As with the Great Migration, when over six millions Black Americans migrated from the South to the North, Midwest, and West, we are observing similar patterns in digital spaces where Black users are leaving the app, replacing the app with other platforms such as Mastodon, Instagram, or TikTok, or staying on the app while actively confronting the changes made to the platform. We held biweekly meetings in the BCaT where our team engaged in collaborative research experiences. Due to the changes in access to Twitter's API, we could not collect data using computational approaches such as TAGS or DocNow. Instead, we created a news media timeline and term bank related to Black users discourse about changes on the app, which then allowed us to manually collect texts that signified practices of Black migration. Our process required intensive training in how to scrape social media and use Tableau, brainstorming on the limitations of our methods, and strategizing on how to respond to the alterations made on the app.
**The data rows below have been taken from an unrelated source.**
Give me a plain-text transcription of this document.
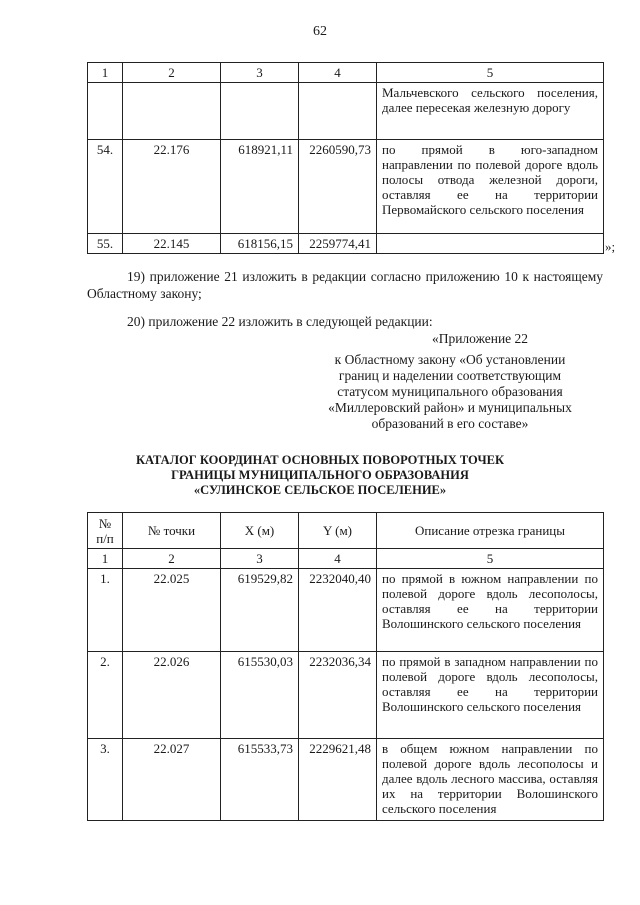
62
1	2	3	4	5
				Мальчевского сельского поселения, далее пересекая железную дорогу
54.	22.176	618921,11	2260590,73	по прямой в юго-западном направлении по полевой дороге вдоль полосы отвода железной дороги, оставляя ее на территории Первомайского сельского поселения
55.	22.145	618156,15	2259774,41		»;
19) приложение 21 изложить в редакции согласно приложению 10 к настоящему Областному закону;
20) приложение 22 изложить в следующей редакции:
«Приложение 22
к Областному закону «Об установлении
границ и наделении соответствующим
статусом муниципального образования
«Миллеровский район» и муниципальных
образований в его составе»
КАТАЛОГ КООРДИНАТ ОСНОВНЫХ ПОВОРОТНЫХ ТОЧЕК
ГРАНИЦЫ МУНИЦИПАЛЬНОГО ОБРАЗОВАНИЯ
«СУЛИНСКОЕ СЕЛЬСКОЕ ПОСЕЛЕНИЕ»
№
п/п	№ точки	X (м)	Y (м)	Описание отрезка границы
1	2	3	4	5
1.	22.025	619529,82	2232040,40	по прямой в южном направлении по полевой дороге вдоль лесополосы, оставляя ее на территории Волошинского сельского поселения
2.	22.026	615530,03	2232036,34	по прямой в западном направлении по полевой дороге вдоль лесополосы, оставляя ее на территории Волошинского сельского поселения
3.	22.027	615533,73	2229621,48	в общем южном направлении по полевой дороге вдоль лесополосы и далее вдоль лесного массива, оставляя их на территории Волошинского сельского поселения
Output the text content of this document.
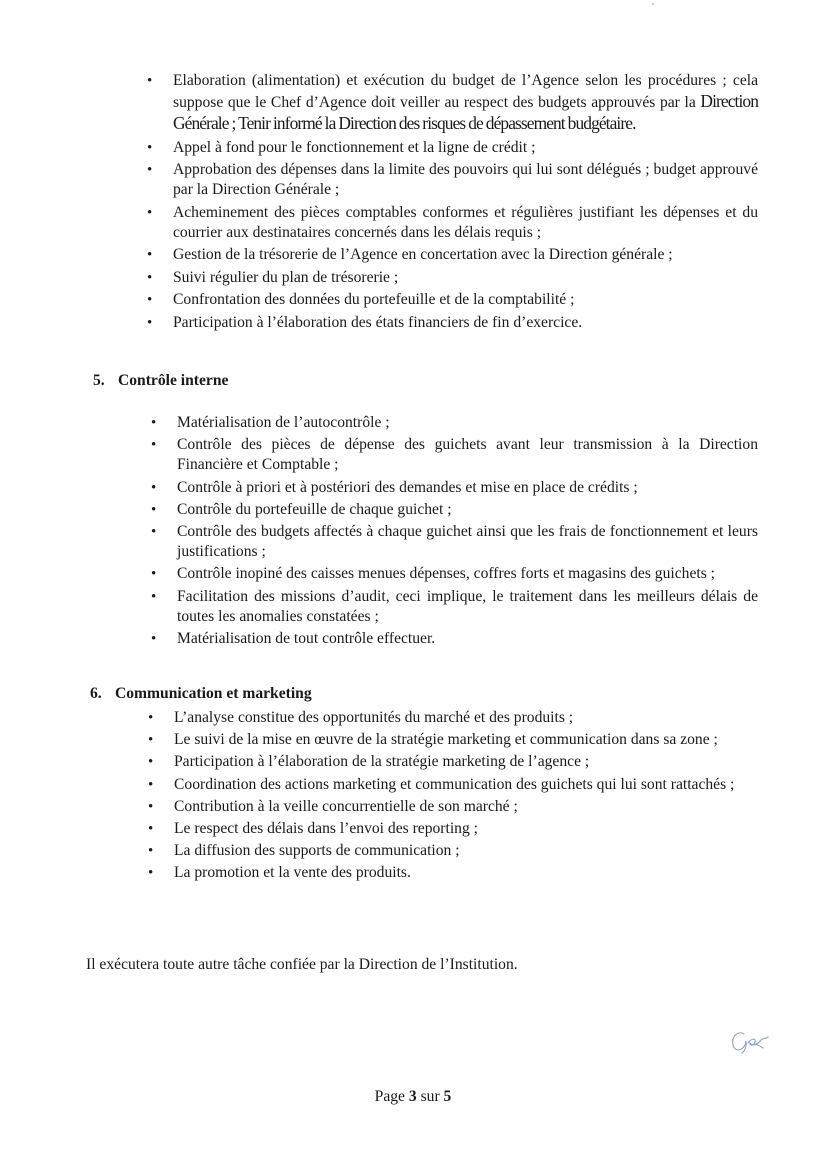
• Elaboration (alimentation) et exécution du budget de l’Agence selon les procédures ; cela suppose que le Chef d’Agence doit veiller au respect des budgets approuvés par la Direction Générale ; Tenir informé la Direction des risques de dépassement budgétaire.
• Appel à fond pour le fonctionnement et la ligne de crédit ;
• Approbation des dépenses dans la limite des pouvoirs qui lui sont délégués ; budget approuvé par la Direction Générale ;
• Acheminement des pièces comptables conformes et régulières justifiant les dépenses et du courrier aux destinataires concernés dans les délais requis ;
• Gestion de la trésorerie de l’Agence en concertation avec la Direction générale ;
• Suivi régulier du plan de trésorerie ;
• Confrontation des données du portefeuille et de la comptabilité ;
• Participation à l’élaboration des états financiers de fin d’exercice.
5. Contrôle interne
• Matérialisation de l’autocontrôle ;
• Contrôle des pièces de dépense des guichets avant leur transmission à la Direction Financière et Comptable ;
• Contrôle à priori et à postériori des demandes et mise en place de crédits ;
• Contrôle du portefeuille de chaque guichet ;
• Contrôle des budgets affectés à chaque guichet ainsi que les frais de fonctionnement et leurs justifications ;
• Contrôle inopiné des caisses menues dépenses, coffres forts et magasins des guichets ;
• Facilitation des missions d’audit, ceci implique, le traitement dans les meilleurs délais de toutes les anomalies constatées ;
• Matérialisation de tout contrôle effectuer.
6. Communication et marketing
• L’analyse constitue des opportunités du marché et des produits ;
• Le suivi de la mise en œuvre de la stratégie marketing et communication dans sa zone ;
• Participation à l’élaboration de la stratégie marketing de l’agence ;
• Coordination des actions marketing et communication des guichets qui lui sont rattachés ;
• Contribution à la veille concurrentielle de son marché ;
• Le respect des délais dans l’envoi des reporting ;
• La diffusion des supports de communication ;
• La promotion et la vente des produits.

Il exécutera toute autre tâche confiée par la Direction de l’Institution.

Page 3 sur 5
On May 8, 2023 The BCaT lab was invited to present at the Center for Archival Futures Endeavors (CAFe) Graduate Research Symposium and iLab Mixer at the University of Maryland. Doctoral student and BCaT fellow Tynesha McCullers and incoming graduate student Andrew Clarence Lowe Mohammed presented “Platform versus the People” about our collaborative project on digital Black migration. We discussed the term bank and timeline, collaborative methods, and some of the progress we made thus far along with struggles of this research experience. Presenters remarked that it was very exciting to share some of the research happening in the lab and to learn about other research projects on campus.
In the following academic year of 2023-2024, the BCaT collaborative project will continue because we are not finished yet, however, we got to READ! We want to become more familiar with the history of Black migration and the prominent rhetorical framing of these mobilities that occurred after the Civil War and during Reconstruction. We were inspired by a visit from Dr. Kenton Rambsy from the University of Texas in March, presented a colloquium “The Promise of Data Storytelling” and hosted a workshop on how to use Tableau for graph visualization with examples from Black Literature Network. Data storytelling is a valuable technique that uses computational approaches to compile data on popular novels, photographs, and other texts by Black authors for the purpose of data visualization and analyzing network data. Familiarizing ourselves with this data storytelling tool is important to our project’s purpose of making visible stories of digital Black migrations that might otherwise go unnoticed. Visually sharing stories of digital Black migration through scatter plots, bar charts, line graphs and other chart types will contribute to our data narrative. Our project will also include interviews with IRB approval to conduct oral histories from certain Black Twitter users such as stakeholders, journalists, and academics. Lastly, the BCaT lab will host podcasts that will broadly discuss what is happening in the lab, popular culture, education, and have a few episodes dedicated to the collaborative project.